I've disabled a throttling feature that might be impacting this behaviour, I see format based throttling has stopped so this should no longer be an issue.

found T376509 while investigating 429 for https://upload.wikimedia.org/wikipedia/commons/thumb/7/74/Feedback_form_Odia_Wikipedia_outreach.pdf/page1-180px-Feedback_form_Odia_Wikipedia_outreach.pdf.jpg

https://commons.wikimedia.org/wiki/File:Feedback_form_Odia_Wikipedia_outreach.pdf

  • 463px (embedded by default in description page) seems fine but I guess that's some kind of cache hit?
  • 180px (embedded in Special:ListFiles) is 429
  • other sizes linked from description page are ok.
  • other sizes I pulled out of thin air also don't work.
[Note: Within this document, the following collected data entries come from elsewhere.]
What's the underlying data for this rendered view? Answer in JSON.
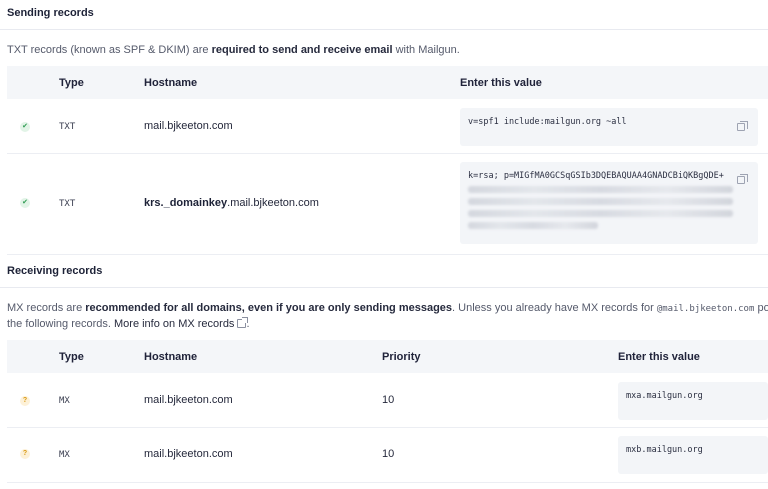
{
  "sending": {
    "title": "Sending records",
    "desc_pre": "TXT records (known as SPF & DKIM) are ",
    "desc_bold": "required to send and receive email",
    "desc_post": " with Mailgun.",
    "headers": {
      "type": "Type",
      "hostname": "Hostname",
      "value": "Enter this value"
    },
    "rows": [
      {
        "status": "verified",
        "type": "TXT",
        "host_bold": "",
        "host": "mail.bjkeeton.com",
        "value": "v=spf1 include:mailgun.org ~all"
      },
      {
        "status": "verified",
        "type": "TXT",
        "host_bold": "krs._domainkey",
        "host": ".mail.bjkeeton.com",
        "value": "k=rsa; p=MIGfMA0GCSqGSIb3DQEBAQUAA4GNADCBiQKBgQDE+"
      }
    ]
  },
  "receiving": {
    "title": "Receiving records",
    "desc_pre": "MX records are ",
    "desc_bold": "recommended for all domains, even if you are only sending messages",
    "desc_mid": ". Unless you already have MX records for ",
    "desc_code": "@mail.bjkeeton.com",
    "desc_post": " poin",
    "desc_line2": "the following records. ",
    "desc_link": "More info on MX records",
    "desc_end": ".",
    "headers": {
      "type": "Type",
      "hostname": "Hostname",
      "priority": "Priority",
      "value": "Enter this value"
    },
    "rows": [
      {
        "status": "unverified",
        "type": "MX",
        "host": "mail.bjkeeton.com",
        "priority": "10",
        "value": "mxa.mailgun.org"
      },
      {
        "status": "unverified",
        "type": "MX",
        "host": "mail.bjkeeton.com",
        "priority": "10",
        "value": "mxb.mailgun.org"
      }
    ]
  },
  "icons": {
    "verified": "✔",
    "unverified": "?",
    "copy": "copy-icon",
    "external": "external-link-icon"
  },
  "colors": {
    "verified": "#2f9b52",
    "unverified": "#d99a14",
    "header_bg": "#f4f6f9",
    "value_bg": "#f3f5f8"
  }
}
ahhhhh, now I found T372470#10113572.

Change #1078043 had a related patch set uploaded (by Hnowlan; author: Hnowlan):

[operations/deployment-charts@master] thumbor: disable expensive counter

https://gerrit.wikimedia.org/r/1078043

hnowlan claimed this task.

found T376509 while investigating 429 for https://upload.wikimedia.org/wikipedia/commons/thumb/7/74/Feedback_form_Odia_Wikipedia_outreach.pdf/page1-180px-Feedback_form_Odia_Wikipedia_outreach.pdf.jpg

https://commons.wikimedia.org/wiki/File:Feedback_form_Odia_Wikipedia_outreach.pdf

  • 463px (embedded by default in description page) seems fine but I guess that's some kind of cache hit?
  • 180px (embedded in Special:ListFiles) is 429
  • other sizes linked from description page are ok.
  • other sizes I pulled out of thin air also don't work.

ahhhhh, now I found T372470#10113572.

It appears that there was an underlying issue with a rate limiting service used by thumbor. I've applied a fix to work around this for the short-term and that PDF now renders.
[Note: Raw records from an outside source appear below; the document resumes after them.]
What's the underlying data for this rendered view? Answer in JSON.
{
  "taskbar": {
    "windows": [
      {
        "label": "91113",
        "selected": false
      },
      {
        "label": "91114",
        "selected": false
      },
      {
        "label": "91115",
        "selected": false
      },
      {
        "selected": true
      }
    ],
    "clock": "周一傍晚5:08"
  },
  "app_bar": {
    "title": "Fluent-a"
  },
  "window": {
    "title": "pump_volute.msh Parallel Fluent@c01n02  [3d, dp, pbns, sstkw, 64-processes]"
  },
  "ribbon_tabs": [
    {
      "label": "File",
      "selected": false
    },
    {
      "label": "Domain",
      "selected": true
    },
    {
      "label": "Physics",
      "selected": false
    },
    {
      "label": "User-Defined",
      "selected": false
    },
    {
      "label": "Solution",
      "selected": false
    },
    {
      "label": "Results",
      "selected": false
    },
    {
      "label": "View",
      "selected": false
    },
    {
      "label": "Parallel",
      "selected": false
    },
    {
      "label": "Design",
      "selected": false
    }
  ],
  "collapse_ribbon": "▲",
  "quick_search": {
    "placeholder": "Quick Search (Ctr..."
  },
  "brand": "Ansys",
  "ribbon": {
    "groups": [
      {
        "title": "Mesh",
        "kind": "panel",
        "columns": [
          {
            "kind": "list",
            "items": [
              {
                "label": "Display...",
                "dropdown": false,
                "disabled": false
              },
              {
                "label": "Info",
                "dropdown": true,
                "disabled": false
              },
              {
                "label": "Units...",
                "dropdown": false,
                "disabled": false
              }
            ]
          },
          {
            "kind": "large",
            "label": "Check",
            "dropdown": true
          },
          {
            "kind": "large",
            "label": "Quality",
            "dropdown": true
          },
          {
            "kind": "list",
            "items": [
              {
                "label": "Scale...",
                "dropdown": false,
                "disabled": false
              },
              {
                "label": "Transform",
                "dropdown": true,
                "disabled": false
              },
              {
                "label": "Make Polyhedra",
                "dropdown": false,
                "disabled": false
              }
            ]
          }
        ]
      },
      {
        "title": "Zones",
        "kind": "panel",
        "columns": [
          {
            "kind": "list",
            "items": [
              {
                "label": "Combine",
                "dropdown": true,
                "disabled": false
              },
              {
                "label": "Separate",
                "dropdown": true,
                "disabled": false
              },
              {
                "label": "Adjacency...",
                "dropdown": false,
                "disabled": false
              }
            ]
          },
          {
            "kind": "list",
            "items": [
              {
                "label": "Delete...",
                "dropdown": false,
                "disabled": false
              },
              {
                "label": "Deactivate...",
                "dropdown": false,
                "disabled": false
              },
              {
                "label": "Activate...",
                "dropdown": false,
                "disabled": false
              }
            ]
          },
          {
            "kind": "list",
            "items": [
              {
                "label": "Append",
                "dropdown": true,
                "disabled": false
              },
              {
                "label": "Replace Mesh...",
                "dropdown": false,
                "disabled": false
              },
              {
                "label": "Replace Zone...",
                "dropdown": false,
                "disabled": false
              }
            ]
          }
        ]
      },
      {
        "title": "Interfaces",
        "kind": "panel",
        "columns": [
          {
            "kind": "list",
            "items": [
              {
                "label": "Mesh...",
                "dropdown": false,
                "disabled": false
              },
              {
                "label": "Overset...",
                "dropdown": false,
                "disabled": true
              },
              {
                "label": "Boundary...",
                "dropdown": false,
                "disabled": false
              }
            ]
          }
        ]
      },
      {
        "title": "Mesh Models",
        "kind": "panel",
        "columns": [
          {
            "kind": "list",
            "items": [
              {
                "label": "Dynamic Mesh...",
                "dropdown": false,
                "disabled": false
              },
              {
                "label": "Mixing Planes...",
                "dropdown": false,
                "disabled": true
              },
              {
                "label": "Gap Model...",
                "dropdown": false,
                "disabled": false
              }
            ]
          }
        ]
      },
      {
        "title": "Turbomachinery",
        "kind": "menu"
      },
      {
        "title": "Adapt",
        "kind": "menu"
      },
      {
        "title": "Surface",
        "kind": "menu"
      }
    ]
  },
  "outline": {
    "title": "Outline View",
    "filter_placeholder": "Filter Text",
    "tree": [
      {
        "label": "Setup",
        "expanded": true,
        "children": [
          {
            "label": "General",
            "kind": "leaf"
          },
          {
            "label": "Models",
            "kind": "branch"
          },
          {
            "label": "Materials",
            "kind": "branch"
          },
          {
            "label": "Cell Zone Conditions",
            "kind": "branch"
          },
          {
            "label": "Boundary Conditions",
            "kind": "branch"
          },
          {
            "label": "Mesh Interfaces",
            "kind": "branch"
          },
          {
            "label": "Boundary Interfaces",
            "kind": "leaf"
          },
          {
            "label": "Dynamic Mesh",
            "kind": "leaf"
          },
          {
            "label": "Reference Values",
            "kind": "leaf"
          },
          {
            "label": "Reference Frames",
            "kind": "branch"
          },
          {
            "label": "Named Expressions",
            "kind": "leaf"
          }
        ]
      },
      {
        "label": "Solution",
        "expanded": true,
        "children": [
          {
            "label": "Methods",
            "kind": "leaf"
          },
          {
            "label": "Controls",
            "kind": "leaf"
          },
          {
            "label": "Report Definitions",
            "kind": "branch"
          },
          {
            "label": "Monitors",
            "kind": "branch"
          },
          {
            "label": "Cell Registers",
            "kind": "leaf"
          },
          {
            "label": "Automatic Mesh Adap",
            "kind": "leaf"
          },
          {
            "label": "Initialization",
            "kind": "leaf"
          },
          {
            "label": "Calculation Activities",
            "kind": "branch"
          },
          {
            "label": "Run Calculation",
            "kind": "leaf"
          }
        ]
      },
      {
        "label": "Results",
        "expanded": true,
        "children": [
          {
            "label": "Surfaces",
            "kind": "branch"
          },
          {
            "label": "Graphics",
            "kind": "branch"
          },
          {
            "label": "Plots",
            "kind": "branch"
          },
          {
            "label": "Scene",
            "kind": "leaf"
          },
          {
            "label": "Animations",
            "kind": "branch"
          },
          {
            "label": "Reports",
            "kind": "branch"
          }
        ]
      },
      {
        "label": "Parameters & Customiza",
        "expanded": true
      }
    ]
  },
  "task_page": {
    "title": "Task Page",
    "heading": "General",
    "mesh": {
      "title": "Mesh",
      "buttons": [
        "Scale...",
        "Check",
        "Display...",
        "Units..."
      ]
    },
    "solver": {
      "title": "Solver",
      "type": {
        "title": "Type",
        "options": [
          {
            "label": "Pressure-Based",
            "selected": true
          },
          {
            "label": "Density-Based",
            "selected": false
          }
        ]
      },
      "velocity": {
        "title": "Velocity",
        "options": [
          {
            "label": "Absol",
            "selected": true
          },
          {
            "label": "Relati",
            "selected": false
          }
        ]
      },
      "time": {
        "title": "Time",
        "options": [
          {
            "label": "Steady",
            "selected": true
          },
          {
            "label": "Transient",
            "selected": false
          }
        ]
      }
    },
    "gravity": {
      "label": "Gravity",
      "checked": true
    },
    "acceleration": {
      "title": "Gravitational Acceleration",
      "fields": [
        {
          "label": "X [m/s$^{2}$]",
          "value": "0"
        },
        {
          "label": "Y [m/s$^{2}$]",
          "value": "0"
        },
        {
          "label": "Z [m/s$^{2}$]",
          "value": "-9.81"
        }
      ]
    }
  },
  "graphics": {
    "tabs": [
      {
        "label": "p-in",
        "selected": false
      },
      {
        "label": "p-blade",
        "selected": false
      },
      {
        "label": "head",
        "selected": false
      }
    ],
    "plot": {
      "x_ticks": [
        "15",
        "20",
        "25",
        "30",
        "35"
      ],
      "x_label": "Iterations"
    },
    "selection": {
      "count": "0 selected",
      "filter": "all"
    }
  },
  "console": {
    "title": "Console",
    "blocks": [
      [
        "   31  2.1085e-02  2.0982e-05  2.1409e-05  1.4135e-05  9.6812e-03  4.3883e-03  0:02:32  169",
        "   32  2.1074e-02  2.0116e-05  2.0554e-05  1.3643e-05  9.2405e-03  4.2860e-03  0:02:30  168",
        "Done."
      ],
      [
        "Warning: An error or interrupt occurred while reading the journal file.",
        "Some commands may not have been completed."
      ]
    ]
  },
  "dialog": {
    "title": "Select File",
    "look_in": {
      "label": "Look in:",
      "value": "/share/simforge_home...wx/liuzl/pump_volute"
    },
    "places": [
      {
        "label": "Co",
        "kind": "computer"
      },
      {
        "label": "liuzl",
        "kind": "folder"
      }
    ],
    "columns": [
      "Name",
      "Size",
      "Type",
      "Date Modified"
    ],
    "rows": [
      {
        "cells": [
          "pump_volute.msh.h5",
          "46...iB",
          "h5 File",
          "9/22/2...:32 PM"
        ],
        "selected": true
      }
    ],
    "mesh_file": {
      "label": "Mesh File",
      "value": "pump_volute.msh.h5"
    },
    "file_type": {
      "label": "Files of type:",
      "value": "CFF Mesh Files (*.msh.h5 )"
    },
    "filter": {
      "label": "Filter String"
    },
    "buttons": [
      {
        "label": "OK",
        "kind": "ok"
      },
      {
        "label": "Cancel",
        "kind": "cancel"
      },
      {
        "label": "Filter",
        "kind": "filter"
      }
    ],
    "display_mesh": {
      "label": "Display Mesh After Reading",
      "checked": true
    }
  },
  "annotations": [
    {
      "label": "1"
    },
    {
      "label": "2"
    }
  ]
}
No longer a problem for me at Wikisource, so I think whatever hnowlan did fixed it.

I'm seeing recoveries on most of the linked images, but reopening this until we're sure this is resolved.

Related for me to follow-up on, these 429 errors are incorrect and should be 503s. Related: T175512, T353950

Just to explain the issue - a while ago a rate-limiting feature that was known to be problematic was reenabled in an emergency due to a harmful surge in traffic. This was left enabled and caused this issue to recur. I've since disabled this feature and we'll be removing it to prevent it being erroneously triggered again. However, the fact that this required manual reporting and wasn't noticed on the SRE-side isn't really acceptable so next week I'll be working on adding per-format alerting so that if there is an increase in errors for a single format we'll catch these before they can have a wide impact which will be tracked in T376538.

Can confirm recovery occuring at English Wikisoruce on files mentioned previously, eslewhere.

Change #1078043 merged by jenkins-bot:

[operations/deployment-charts@master] thumbor: disable expensive counter

https://gerrit.wikimedia.org/r/1078043